Separately, the committee voted to include a plan-commission meeting recording and publication initiative in FY27 budget considerations. Staff estimated in-house production at just under $1,800 annually, with outsourced costs approaching $8,000; the committee approved moving the item into the budget process so staffing and cost questions can be resolved.

On environmental work, Alderman Weidner proposed creating a small annual funding source (he suggested $15,000–$20,000 as a placeholder) — potentially drawing from hotel/motel tax revenues — to support native plantings, bioswales and maintenance on city-owned parcels. City Administrator White cautioned that installation and long-term maintenance require specialist expertise and staff capacity; the committee directed staff to produce a map of city-owned properties and initial cost estimates for FY27 deliberations.

A speed-camera program proposal (portable cameras that issue warning notices rather than tickets) generated significant discussion but was withdrawn for now. Police Chief Sam Bonilla and staff said they had spoken with Schaumburg and a vendor; staff cited an approximate equipment cost of "about $3,000 per camera per month" plus staff time. Committee members agreed to await the results of an ongoing traffic study before advancing the idea.

Finance Director Kevin Dahlstrand provided a schedule update for the 2025 property-tax levy and said the 2025 PTELL cap is 2.9%; he also reported the city would request additional levy dollars to address a roughly $157,000 shortfall identified in the police-pension actuarial report. Dahlstrand said the abatement ordinance related to the 2023 debt-service issue was being prepared by legal counsel.

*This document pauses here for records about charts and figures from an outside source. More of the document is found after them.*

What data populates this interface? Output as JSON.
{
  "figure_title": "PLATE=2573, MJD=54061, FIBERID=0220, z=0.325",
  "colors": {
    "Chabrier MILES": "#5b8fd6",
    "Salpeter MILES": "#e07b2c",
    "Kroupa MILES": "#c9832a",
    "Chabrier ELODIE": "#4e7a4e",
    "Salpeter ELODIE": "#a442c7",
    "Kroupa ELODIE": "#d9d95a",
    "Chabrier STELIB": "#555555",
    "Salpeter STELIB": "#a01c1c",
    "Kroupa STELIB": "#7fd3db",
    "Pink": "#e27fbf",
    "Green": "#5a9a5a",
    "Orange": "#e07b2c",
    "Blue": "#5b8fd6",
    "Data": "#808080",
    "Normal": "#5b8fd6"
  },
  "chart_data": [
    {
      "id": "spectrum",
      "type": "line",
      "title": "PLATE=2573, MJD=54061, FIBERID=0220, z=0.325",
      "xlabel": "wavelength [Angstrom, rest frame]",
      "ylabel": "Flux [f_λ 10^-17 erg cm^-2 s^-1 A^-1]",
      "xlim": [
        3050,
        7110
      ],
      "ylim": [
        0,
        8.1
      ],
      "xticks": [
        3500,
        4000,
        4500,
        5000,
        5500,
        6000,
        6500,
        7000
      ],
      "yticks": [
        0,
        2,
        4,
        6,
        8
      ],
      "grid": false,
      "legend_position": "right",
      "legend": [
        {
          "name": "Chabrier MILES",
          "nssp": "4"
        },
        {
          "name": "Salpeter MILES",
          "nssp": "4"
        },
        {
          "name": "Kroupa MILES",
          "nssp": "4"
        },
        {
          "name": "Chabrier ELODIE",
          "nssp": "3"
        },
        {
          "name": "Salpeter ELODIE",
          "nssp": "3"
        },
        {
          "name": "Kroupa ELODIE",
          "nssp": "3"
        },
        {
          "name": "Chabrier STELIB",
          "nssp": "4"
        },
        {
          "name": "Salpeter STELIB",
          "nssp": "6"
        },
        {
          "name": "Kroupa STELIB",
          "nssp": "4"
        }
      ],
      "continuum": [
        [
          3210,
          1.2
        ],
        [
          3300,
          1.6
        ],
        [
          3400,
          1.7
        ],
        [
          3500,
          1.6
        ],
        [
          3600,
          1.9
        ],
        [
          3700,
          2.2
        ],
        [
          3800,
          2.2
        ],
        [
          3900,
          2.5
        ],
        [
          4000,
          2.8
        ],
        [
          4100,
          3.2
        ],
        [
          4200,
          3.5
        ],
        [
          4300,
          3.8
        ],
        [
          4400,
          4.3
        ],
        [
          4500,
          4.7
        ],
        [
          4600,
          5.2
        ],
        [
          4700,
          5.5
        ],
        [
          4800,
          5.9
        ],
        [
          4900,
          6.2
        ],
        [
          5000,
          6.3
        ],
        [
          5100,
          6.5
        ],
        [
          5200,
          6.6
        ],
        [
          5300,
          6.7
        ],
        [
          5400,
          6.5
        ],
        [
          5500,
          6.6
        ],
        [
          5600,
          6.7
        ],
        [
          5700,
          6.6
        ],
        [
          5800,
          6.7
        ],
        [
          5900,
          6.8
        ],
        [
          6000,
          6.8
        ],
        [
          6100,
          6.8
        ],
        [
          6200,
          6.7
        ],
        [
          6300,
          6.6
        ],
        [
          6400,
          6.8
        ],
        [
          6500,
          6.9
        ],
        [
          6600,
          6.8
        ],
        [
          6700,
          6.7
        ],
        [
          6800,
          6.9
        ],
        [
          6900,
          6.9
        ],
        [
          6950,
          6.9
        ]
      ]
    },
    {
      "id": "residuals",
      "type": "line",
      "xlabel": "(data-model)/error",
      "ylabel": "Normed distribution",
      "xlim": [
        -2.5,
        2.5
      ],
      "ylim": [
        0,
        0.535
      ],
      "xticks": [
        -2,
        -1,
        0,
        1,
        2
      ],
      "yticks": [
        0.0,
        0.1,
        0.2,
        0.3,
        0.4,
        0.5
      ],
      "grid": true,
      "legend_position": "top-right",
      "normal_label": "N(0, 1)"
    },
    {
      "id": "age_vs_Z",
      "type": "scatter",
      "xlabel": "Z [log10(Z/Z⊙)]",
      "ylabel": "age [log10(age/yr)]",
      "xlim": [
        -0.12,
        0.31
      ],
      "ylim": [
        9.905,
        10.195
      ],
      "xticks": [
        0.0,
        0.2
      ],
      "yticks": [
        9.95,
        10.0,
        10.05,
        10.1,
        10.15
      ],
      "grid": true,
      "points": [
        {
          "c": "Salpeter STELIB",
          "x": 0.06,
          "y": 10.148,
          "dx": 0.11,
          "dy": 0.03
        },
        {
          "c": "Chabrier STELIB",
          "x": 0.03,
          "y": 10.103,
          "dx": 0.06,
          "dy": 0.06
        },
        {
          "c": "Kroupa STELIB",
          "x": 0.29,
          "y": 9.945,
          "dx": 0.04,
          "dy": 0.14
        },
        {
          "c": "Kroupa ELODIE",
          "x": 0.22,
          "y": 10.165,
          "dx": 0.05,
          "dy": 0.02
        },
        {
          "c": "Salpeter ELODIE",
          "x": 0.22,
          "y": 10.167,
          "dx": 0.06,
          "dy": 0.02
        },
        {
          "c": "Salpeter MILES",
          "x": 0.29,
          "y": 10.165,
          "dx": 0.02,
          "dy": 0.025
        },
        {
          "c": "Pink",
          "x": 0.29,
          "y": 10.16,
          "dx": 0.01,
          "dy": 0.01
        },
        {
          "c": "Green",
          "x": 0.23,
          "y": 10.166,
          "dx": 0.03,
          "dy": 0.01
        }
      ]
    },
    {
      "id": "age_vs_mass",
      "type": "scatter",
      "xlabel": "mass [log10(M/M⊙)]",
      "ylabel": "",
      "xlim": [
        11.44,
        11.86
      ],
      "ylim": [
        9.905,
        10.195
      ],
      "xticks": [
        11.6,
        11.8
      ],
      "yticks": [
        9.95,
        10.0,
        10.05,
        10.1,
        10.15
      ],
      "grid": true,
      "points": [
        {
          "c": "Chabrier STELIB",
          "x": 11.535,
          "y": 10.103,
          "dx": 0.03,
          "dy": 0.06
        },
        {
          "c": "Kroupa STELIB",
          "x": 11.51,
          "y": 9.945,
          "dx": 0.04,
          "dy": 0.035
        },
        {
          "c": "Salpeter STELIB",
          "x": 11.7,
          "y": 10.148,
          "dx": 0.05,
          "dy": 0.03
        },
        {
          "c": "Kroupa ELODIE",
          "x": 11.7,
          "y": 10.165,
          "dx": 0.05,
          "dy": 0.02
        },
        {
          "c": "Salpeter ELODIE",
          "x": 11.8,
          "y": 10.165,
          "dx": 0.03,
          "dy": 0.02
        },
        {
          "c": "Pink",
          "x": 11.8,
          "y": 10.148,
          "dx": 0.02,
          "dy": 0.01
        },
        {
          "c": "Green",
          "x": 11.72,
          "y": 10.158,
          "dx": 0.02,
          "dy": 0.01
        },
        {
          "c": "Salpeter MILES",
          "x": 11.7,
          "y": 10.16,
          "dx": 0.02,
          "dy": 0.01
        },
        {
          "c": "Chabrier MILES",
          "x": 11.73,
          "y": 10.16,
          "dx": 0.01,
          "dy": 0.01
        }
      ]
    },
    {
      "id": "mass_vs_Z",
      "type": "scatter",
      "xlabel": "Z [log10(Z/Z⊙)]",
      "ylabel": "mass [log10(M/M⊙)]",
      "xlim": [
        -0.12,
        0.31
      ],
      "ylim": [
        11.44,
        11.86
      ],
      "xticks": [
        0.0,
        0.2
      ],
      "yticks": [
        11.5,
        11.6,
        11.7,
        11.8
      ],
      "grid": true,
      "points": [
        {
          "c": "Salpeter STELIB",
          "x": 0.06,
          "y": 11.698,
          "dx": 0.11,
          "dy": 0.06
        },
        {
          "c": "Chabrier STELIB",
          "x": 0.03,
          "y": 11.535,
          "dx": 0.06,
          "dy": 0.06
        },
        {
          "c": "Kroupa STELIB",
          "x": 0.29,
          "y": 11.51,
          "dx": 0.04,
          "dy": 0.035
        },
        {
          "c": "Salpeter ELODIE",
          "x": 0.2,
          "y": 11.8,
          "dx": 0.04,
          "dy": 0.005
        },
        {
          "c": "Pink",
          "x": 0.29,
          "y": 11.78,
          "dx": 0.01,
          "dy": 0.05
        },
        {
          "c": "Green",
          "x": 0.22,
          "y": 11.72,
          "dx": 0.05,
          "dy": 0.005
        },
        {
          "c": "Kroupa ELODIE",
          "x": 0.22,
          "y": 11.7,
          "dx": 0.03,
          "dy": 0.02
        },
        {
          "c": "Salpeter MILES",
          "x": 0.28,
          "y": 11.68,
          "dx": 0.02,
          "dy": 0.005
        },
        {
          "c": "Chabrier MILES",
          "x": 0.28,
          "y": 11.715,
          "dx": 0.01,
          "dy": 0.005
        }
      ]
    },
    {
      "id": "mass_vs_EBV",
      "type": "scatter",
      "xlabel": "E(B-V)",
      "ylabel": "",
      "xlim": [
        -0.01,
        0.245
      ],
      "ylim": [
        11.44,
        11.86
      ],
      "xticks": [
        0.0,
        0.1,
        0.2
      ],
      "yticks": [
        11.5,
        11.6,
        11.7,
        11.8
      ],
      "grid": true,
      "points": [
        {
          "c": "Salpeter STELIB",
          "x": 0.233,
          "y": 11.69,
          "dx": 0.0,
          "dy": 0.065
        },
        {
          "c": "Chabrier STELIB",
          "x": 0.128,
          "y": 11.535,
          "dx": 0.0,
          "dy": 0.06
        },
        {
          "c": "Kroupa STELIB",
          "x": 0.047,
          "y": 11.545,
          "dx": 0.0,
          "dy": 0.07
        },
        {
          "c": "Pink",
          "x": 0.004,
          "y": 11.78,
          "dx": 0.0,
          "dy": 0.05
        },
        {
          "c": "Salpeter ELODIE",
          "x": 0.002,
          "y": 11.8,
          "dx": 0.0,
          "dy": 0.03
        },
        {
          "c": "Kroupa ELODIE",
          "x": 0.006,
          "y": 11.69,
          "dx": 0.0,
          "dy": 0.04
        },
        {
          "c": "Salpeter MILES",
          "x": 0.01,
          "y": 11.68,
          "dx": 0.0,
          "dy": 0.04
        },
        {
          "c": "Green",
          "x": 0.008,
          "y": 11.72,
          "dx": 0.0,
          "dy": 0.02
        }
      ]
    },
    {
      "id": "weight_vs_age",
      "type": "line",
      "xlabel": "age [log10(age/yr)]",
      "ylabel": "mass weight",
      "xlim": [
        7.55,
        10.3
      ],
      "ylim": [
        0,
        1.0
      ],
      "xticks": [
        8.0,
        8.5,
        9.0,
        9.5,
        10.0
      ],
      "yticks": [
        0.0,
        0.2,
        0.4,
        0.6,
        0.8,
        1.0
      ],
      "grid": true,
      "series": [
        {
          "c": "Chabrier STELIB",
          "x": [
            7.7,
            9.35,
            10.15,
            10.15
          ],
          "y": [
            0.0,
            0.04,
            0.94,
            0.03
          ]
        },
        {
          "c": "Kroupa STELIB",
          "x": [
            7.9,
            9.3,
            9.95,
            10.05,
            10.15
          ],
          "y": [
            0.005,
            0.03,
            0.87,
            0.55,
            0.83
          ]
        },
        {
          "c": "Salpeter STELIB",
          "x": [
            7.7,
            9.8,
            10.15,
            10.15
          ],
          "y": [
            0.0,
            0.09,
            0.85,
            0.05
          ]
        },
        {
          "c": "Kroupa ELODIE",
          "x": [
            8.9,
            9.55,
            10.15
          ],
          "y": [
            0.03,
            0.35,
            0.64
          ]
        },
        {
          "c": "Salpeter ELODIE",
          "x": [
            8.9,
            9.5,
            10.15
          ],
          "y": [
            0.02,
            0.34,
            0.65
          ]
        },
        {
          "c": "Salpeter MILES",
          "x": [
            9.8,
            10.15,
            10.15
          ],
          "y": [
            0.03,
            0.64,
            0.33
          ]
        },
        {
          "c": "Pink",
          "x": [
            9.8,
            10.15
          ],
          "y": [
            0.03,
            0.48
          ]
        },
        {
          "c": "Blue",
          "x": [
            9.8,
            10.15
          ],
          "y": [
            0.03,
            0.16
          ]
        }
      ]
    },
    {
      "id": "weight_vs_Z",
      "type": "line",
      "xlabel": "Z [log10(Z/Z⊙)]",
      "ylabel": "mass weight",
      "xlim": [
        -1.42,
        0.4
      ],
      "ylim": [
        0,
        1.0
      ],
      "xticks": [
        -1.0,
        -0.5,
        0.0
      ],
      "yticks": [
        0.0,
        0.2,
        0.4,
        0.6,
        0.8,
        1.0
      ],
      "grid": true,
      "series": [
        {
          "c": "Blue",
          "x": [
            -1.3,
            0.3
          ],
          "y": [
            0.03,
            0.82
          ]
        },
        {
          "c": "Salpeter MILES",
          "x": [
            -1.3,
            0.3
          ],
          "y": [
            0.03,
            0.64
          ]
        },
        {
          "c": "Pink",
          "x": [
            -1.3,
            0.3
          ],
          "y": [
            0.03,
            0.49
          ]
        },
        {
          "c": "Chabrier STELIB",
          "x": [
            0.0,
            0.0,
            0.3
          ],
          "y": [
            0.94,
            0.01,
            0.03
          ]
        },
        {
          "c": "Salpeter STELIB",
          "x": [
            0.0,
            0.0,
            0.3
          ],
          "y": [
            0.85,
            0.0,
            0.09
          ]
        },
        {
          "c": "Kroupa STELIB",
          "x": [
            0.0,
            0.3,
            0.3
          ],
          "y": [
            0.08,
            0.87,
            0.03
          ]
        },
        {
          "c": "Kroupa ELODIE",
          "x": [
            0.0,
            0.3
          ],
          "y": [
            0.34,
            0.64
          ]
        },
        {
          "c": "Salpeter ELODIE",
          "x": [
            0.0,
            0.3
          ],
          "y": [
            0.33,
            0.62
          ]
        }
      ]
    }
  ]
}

Other routine items approved or advanced included a police-department donation solicitation for 2026 community events (Special Olympics, National Night Out), a minor privacy-driven amendment to the city's vehicle repossession ordinance, and the review-and-file of FY26 administration, finance and police work plans. The committee directed the city attorney to draft code amendments to consolidate meetings as proposed by staff; that motion passed by voice vote.

The committee adjourned after completing the agenda.

Votes at a glance: - Insurance renewal (Gallagher) — recommend council accept; voice vote passed (motion by Alderman Berry; second Alderman Wilkie). (See insurance presentation.) - South-side sidewalk plan — move forward with FY27 budget consideration, $10,000 estimate; voice vote passed (motion by Alderman Weidner). (See sidewalk discussion.) - Plan commission recording/publication — include in FY27 budget considerations; voice vote passed (motion by Alderman Berry). (See plan-recording discussion.) - Enterprise lease (replacement F-350) — recommend council waive bidding and approve lease through Enterprise; voice vote passed (motion by Alderman Weidner). (See fleet item.) - Police donation solicitations (2026) — recommend council approve solicitation for Special Olympics and National Night Out; voice vote passed (motion by Alderman Weidner). (See police donations.) - Direct city attorney to draft ordinance to consolidate meetings — voice vote passed (motion by Alderman Berry). (See meeting consolidation.)

Next steps: items moved to FY27 budget consideration will return as staff provides cost estimates, maps and potential funding strategies. The speed-camera idea will be revisited only after the city's traffic-study results are available.